Whenever I see these kind of functions, I recognize (by practicing a lot) that you should use a special substitution here:
#int sqrt(9-x^2)dx#
#x = 3sin(u)#
This might look like a weird substitution, but you're going to see why we're doing this.
#dx = 3cos(u)du#
Replace everyhting in the integral:

#int sqrt(9-(3sin(u))^2)*3cos(u)du#
We can bring the 3 out of the integral:
#3*int sqrt(9-(3sin(u))^2)*cos(u)du#
#3*int sqrt(9-9sin^2(u))*cos(u)du#
You can factor the 9 out:
#3*int sqrt(9(1-sin^2(u)))*cos(u)du#
#3*3int sqrt(1-sin^2(u))*cos(u)du#

We know the identity: #cos^2x + sin^2x = 1#
If we solve for #cosx#, we get:
#cos^2x = 1-sin^2x#
#cosx = sqrt(1-sin^2x)#
This is exactly what we see in the integral, so we can replace it:

#9 int cos^2(u)du#
You might know this one as a basic antiderivative, but if you don't, you can figure it out like so:

We use the identity: #cos^2(u) = (1+cos(2u))/2#

#9 int (1+cos(2u))/2 du#
#9/2 int 1+cos(2u) du#
#9/2 (int 1du + int cos(2u)du)#
#9/2 (u + 1/2sin(2u)) + C# (you can work this out by substitution)
#9/2 u + 9/4 sin(2u) + C#

Now, all we have to do is put #u# into the function.
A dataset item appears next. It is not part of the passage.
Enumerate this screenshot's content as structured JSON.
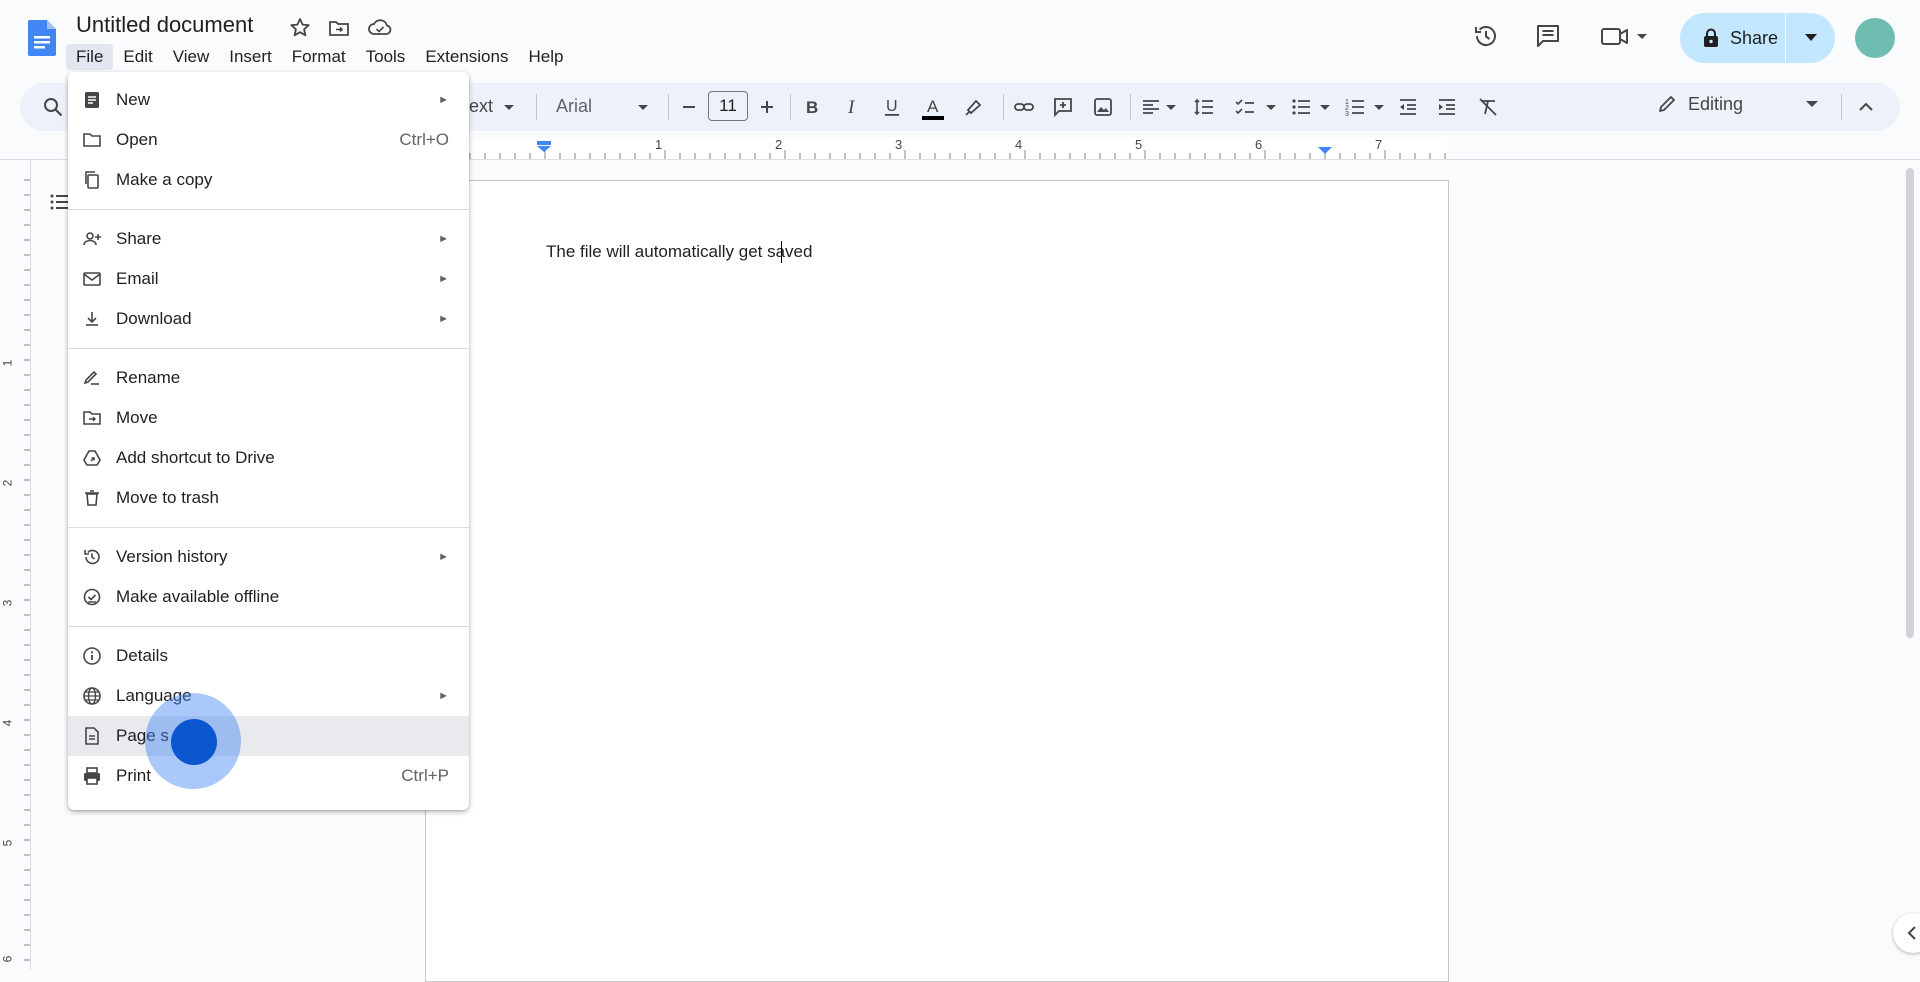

Let's look back at how we defined it:
#x = 3sin(u)#
#x/3 = sin(u)#
To get #u# out of this, you need to take the inverse function of #sin# on both sides, this is #arcsin#:

#arcsin(x/3) = arcsin(sin(u))#
#arcsin(x/3) = u#

Now we need to insert it into our solution:

#9/2 arcsin(x/3) + 9/4 sin(2arcsin(x/3)) + C#

This is the final solution.